Gladiator, un scène à la loupe

Publié le par Ivan Georgiev

J'ai reçu d'un ami Fred Lorge le dvd special edition de Gladiator de Riddley Scott...

Musique de Hans Zimmer.

La scène : Maximus, le général déchu a succombé a la traîtrise de César (Commode, fils de Marc Aurèle, jaloux de l'amour que celui-ci donna à Maximus plus qu'à lui-même) non sans avoir accompli son but...

Il gît, mourant au centre de l'arène, et son âme rêve déjà aux retrouvailles avec sa femme et son fils.  Thème chanté par une voix de femme (mezzo au timbre naturel et suave) et progression ascendante des violoncelles et altos... Entre nostalgie et douce extase des retrouvailles dans l'au-delà...

"tu es chez toi" murmure Lucilla (fille de Marc Aurèle) qui s'est précipitée quelques instants plus tôt sur le corps encore chaud du héro...

Ecoutez comment le second thème - progressant vers un extrême de lyrisme retenu - va naître dans le court instant de flottement où Lucilla a fait ses adieux et où elle va se relever et proclamer la grandeur de Rome et de son héro. 

1. "Tu es chez toi" :  la tenue sur la tonique de l'accord de dominante (par rapport au thème à venir), en registre moyen crée une attente forte et instable...  Passage du mode majeur qui renforce l'impression d'extase du héro, sûr de rentrer chez lui - au mode mineur : poid de la tristesse pour ceux qui restent maisce thème renforce aussi l'impression de grandeur de la tâche qui reste à accomplir... 

Dernier regard vers le corps maintenant "vidé de son âme" : montée des trois premières notes du thème principal (ré - la sensible, c'est à dire le degré le plus instable et fragile de la gamme, sol , si bémol d'un accord de mi bémol ascendant)...

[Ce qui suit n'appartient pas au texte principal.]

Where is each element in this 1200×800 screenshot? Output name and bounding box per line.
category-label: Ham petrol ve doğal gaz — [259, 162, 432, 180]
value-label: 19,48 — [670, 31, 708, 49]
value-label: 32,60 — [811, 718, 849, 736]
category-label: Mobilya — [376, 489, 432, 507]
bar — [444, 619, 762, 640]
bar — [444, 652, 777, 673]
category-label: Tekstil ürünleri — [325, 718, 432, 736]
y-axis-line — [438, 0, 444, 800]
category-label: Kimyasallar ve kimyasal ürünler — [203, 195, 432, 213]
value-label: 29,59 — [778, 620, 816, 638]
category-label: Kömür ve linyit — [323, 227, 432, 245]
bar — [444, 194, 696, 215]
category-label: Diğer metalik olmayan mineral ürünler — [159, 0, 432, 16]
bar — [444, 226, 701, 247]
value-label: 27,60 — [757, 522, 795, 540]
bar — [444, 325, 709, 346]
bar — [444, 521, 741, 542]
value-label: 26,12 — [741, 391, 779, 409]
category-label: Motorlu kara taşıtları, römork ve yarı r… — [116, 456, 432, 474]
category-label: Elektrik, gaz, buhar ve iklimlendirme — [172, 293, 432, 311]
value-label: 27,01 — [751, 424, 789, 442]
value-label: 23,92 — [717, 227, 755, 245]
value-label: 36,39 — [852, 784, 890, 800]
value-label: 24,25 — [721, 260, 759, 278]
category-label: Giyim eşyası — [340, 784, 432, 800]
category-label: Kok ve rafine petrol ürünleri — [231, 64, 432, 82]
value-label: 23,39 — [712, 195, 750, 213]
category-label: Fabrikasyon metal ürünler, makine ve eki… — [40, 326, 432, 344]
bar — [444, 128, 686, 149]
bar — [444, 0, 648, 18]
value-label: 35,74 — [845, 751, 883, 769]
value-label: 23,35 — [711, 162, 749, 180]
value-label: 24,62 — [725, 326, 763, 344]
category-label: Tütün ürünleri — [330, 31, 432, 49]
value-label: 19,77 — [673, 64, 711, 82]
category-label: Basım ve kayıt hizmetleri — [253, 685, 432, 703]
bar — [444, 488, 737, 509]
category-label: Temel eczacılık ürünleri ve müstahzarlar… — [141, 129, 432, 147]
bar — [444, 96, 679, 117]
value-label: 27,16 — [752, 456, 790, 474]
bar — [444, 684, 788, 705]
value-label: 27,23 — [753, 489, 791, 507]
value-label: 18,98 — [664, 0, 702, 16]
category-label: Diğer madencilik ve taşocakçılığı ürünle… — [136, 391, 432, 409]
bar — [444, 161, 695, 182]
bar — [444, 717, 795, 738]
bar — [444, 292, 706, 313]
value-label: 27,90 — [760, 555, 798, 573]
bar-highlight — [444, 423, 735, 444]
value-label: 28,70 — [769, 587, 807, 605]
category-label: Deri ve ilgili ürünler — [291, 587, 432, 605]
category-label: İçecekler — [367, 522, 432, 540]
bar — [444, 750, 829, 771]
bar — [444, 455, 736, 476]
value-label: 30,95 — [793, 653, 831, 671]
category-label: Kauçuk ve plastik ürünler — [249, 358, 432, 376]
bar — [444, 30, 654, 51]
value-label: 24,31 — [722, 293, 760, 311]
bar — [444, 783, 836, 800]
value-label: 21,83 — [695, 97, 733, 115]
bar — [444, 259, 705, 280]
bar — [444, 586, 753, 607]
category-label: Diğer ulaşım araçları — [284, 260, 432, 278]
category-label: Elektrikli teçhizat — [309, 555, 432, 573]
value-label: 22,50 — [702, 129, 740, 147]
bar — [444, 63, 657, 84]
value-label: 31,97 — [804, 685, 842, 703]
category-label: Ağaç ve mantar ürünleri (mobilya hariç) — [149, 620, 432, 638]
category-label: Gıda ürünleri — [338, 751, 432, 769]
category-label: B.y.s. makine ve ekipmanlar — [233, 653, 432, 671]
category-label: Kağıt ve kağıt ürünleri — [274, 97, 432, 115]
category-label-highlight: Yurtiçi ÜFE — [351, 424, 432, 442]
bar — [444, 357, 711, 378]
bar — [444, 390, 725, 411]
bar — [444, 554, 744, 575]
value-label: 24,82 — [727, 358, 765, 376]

Elle se détourne et prend appui pour se redresser (mouvement pivotant) : les trois notes se résolvent vers le bas, sur un do : la première phrase s'épanouis à partir du 5ème degré (de cet accord de fa) - appui musical, tel un "déséquilibre solide" au milieu de la gamme, tel le poid du corps qui se redresse en appui sur un pied, mais aussi le poid de la parole qu'elle va proférer... (sans oublier la courte résolution : si, la - pour conclure la triade mineur, donnant une impression de "pivotement"...)

Elle entame le mouvement de rotation vers la foule : trois notes suivantes de la deuxième série dans ce thème, vers le haut elles aussi : do, ré, la - en rotation à partir de la sensible, puisque le même do est ici substitué et fragilisé dans cet accord de ré!   Lucilla fini de tourner - dos à nous, face à la foule : à nouveau résolution de ce thème, mais plus stable cette fois : appui avant de parler à la foule de la grandeur du héro...

"Est-ce que Rome vaut la vie d'un homme de bien?" dit elle dans l'intervale entre ces deux premières phrases musicales et leur développement... très exactement sur la tonique de l'accord, elle ouvre la bouche!  Prise de position et note fondamentale de l'accord.

La symbiose se poursuit ainsi jusqu'à la fin de la scène, qui dure environ 1:30 - sans parler de la façon dont le thème est amené dans la scène précédante par sa contrepartie "féminine"...

Bon assez parlé pour ne rien dire!  Venez plutôt voir la scène avec moi, ce sera plus facile à montrer ; plus facile de pointer du doigt ces vides et ces pleins, ... et puis même si l'analyse reste creuse, à la fois, il est amusant de voir comment l'émotion se renforce par le simple jeu (vide) de cette mécanique (formelle)...  Vide et forme indissociable, comme toujours?

Au plaisir - ... et apportez de quoi grignoter!  Cette version longue dure 3 heures!